In una nota del 23 luglio 1994 si parla invece all'attacco armato al contingente Unosom a Mogadiscio nel corso del quale furono ammazati alcuni militari pachistani e sequestrati -e poi rilasciati- quattro ufficiali, tra i quali tre italiani. "Negli ambienti della comunità somala romana -rilevavano i servizi in quella circostanza- non vi è alcun dubbio che l'azione sia stata compiuta da elementi del clan Habarghidir e non da una banda armata qualsiasi".
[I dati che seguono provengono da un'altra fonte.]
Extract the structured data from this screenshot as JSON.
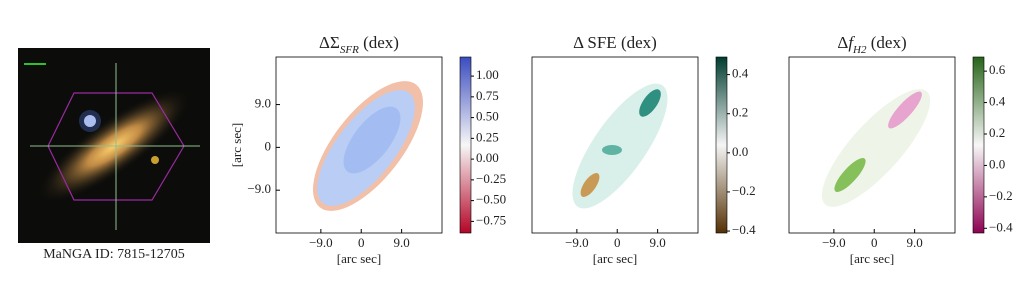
{
  "image_panel": {
    "caption": "MaNGA ID: 7815-12705"
  },
  "chart_data": [
    {
      "type": "heatmap",
      "title": [
        "ΔΣ",
        "SFR",
        " (dex)"
      ],
      "xlabel": "[arc sec]",
      "ylabel": "[arc sec]",
      "xlim": [
        -19,
        18
      ],
      "ylim": [
        -18,
        19
      ],
      "xticks": [
        {
          "value": -9,
          "label": "−9.0"
        },
        0,
        {
          "value": 9,
          "label": "9.0"
        }
      ],
      "yticks": [
        {
          "value": -9,
          "label": "−9.0"
        },
        0,
        {
          "value": 9,
          "label": "9.0"
        }
      ],
      "colorbar": {
        "lim": [
          -0.89,
          1.23
        ],
        "colormap": [
          "#b40426",
          "#f7f7f7",
          "#3b4cc0"
        ],
        "ticks": [
          {
            "value": -0.75,
            "label": "−0.75"
          },
          {
            "value": -0.5,
            "label": "−0.50"
          },
          {
            "value": -0.25,
            "label": "−0.25"
          },
          {
            "value": 0,
            "label": "0.00"
          },
          {
            "value": 0.25,
            "label": "0.25"
          },
          {
            "value": 0.5,
            "label": "0.50"
          },
          {
            "value": 0.75,
            "label": "0.75"
          },
          {
            "value": 1,
            "label": "1.00"
          }
        ]
      }
    },
    {
      "type": "heatmap",
      "title": [
        "Δ SFE",
        "",
        " (dex)"
      ],
      "xlabel": "[arc sec]",
      "xlim": [
        -19,
        18
      ],
      "ylim": [
        -18,
        19
      ],
      "xticks": [
        {
          "value": -9,
          "label": "−9.0"
        },
        0,
        {
          "value": 9,
          "label": "9.0"
        }
      ],
      "colorbar": {
        "lim": [
          -0.41,
          0.49
        ],
        "colormap": [
          "#543005",
          "#f5f5f5",
          "#003c30"
        ],
        "ticks": [
          {
            "value": -0.4,
            "label": "−0.4"
          },
          {
            "value": -0.2,
            "label": "−0.2"
          },
          {
            "value": 0,
            "label": "0.0"
          },
          0.2,
          0.4
        ]
      }
    },
    {
      "type": "heatmap",
      "title": [
        "Δ",
        "f",
        "H2",
        " (dex)"
      ],
      "xlabel": "[arc sec]",
      "xlim": [
        -19,
        18
      ],
      "ylim": [
        -18,
        19
      ],
      "xticks": [
        {
          "value": -9,
          "label": "−9.0"
        },
        0,
        {
          "value": 9,
          "label": "9.0"
        }
      ],
      "colorbar": {
        "lim": [
          -0.43,
          0.69
        ],
        "colormap": [
          "#8e0152",
          "#f7f7f7",
          "#276419"
        ],
        "ticks": [
          {
            "value": -0.4,
            "label": "−0.4"
          },
          {
            "value": -0.2,
            "label": "−0.2"
          },
          {
            "value": 0,
            "label": "0.0"
          },
          0.2,
          0.4,
          0.6
        ]
      }
    }
  ]
}
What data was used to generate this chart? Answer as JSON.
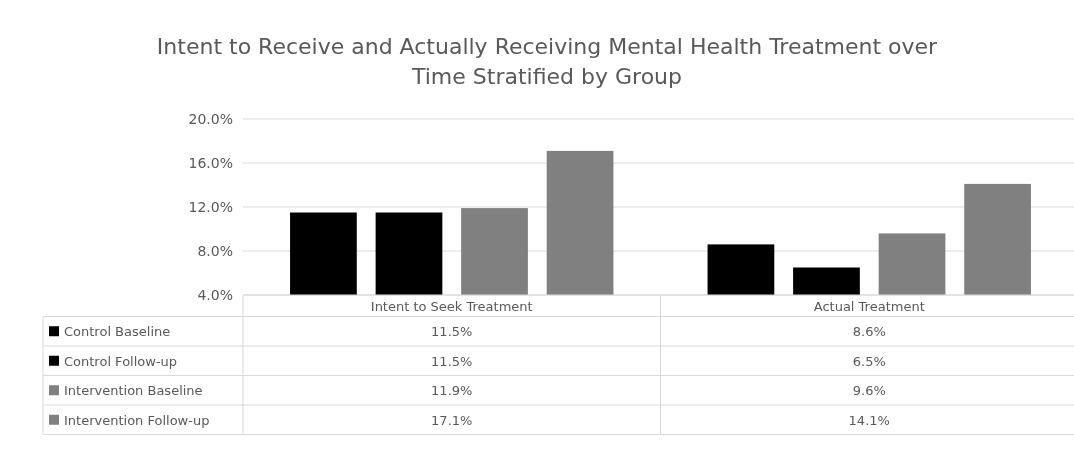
{
  "chart_data": {
    "type": "bar",
    "title": "Intent to Receive and Actually Receiving Mental Health Treatment over Time Stratified by Group",
    "categories": [
      "Intent to Seek Treatment",
      "Actual Treatment"
    ],
    "series": [
      {
        "name": "Control Baseline",
        "color": "#000000",
        "values": [
          11.5,
          8.6
        ],
        "value_labels": [
          "11.5%",
          "8.6%"
        ]
      },
      {
        "name": "Control Follow-up",
        "color": "#000000",
        "values": [
          11.5,
          6.5
        ],
        "value_labels": [
          "11.5%",
          "6.5%"
        ]
      },
      {
        "name": "Intervention Baseline",
        "color": "#808080",
        "values": [
          11.9,
          9.6
        ],
        "value_labels": [
          "11.9%",
          "9.6%"
        ]
      },
      {
        "name": "Intervention Follow-up",
        "color": "#808080",
        "values": [
          17.1,
          14.1
        ],
        "value_labels": [
          "17.1%",
          "14.1%"
        ]
      }
    ],
    "ylim": [
      4,
      20
    ],
    "yticks": [
      {
        "value": 4,
        "label": "4.0%"
      },
      {
        "value": 8,
        "label": "8.0%"
      },
      {
        "value": 12,
        "label": "12.0%"
      },
      {
        "value": 16,
        "label": "16.0%"
      },
      {
        "value": 20,
        "label": "20.0%"
      }
    ],
    "grid": "y",
    "legend": "bottom"
  }
}
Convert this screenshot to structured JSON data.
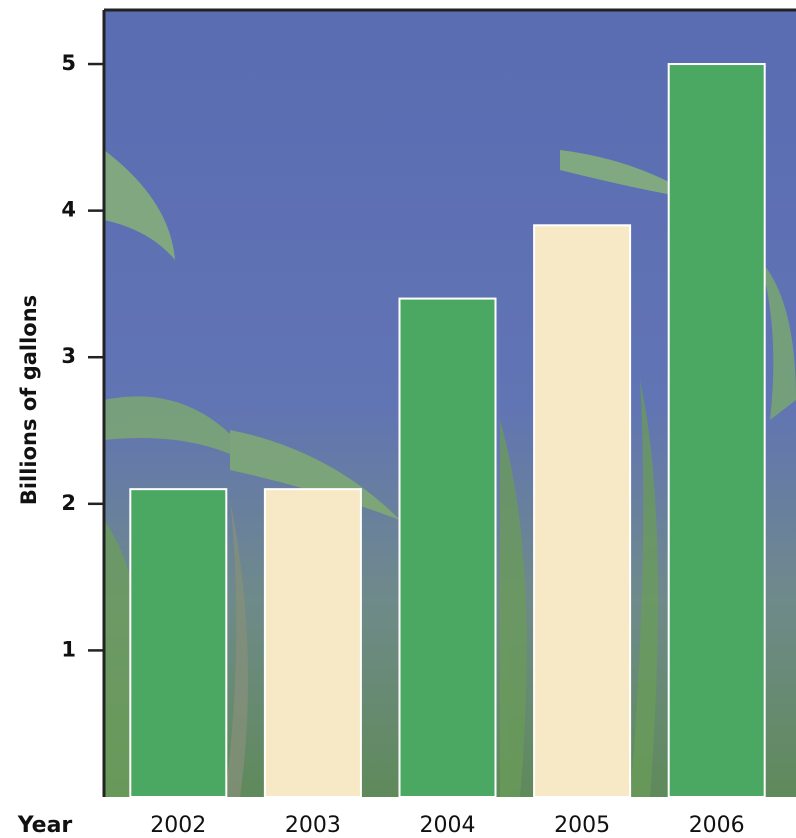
{
  "chart_data": {
    "type": "bar",
    "y_label": "Billions of gallons",
    "x_label": "Year",
    "categories": [
      "2002",
      "2003",
      "2004",
      "2005",
      "2006"
    ],
    "values": [
      2.1,
      2.1,
      3.4,
      3.9,
      5.0
    ],
    "colors": [
      "#4aa862",
      "#f8e9c6",
      "#4aa862",
      "#f8e9c6",
      "#4aa862"
    ],
    "ylim": [
      0,
      5.4
    ],
    "yticks": [
      1,
      2,
      3,
      4,
      5
    ],
    "grid": false
  }
}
Nel rapporto c’è grande spazio per la figura del faccendiere Giancarlo Marocchino, legato per via della moglie somala al presidente ad interim Ali Mahdi e primo ad essere intervenuto sul luogo dell’omicidio. Secondo fonti del Sisde, Marocchino avrebbe potuto essere implicato nel delitto, forse come "mandante o mediatore tra mandanti ed esecutori del duplice omicidio". Per quanto il servizio di intelligence estero smentisca un suo ruolo diretto nel caso del duplice omicidio, non ne esclude uno “indiretto”. Cioè “la complicità da parte del capo della sicurezza di Marocchino agli esecutori del duplice omicidio, all'insaputa dello stesso Marocchino”. Sempre secondo il Sismi, il faccendiere sarebbe stato coinvolto nel traffico d'armi, usando per tale obiettivo alcune navi della cooperazione Italia-Somalia, ma lui ha sempre negato ogni accusa e i processi che si sono tenuti non lo hanno riguardato direttamente.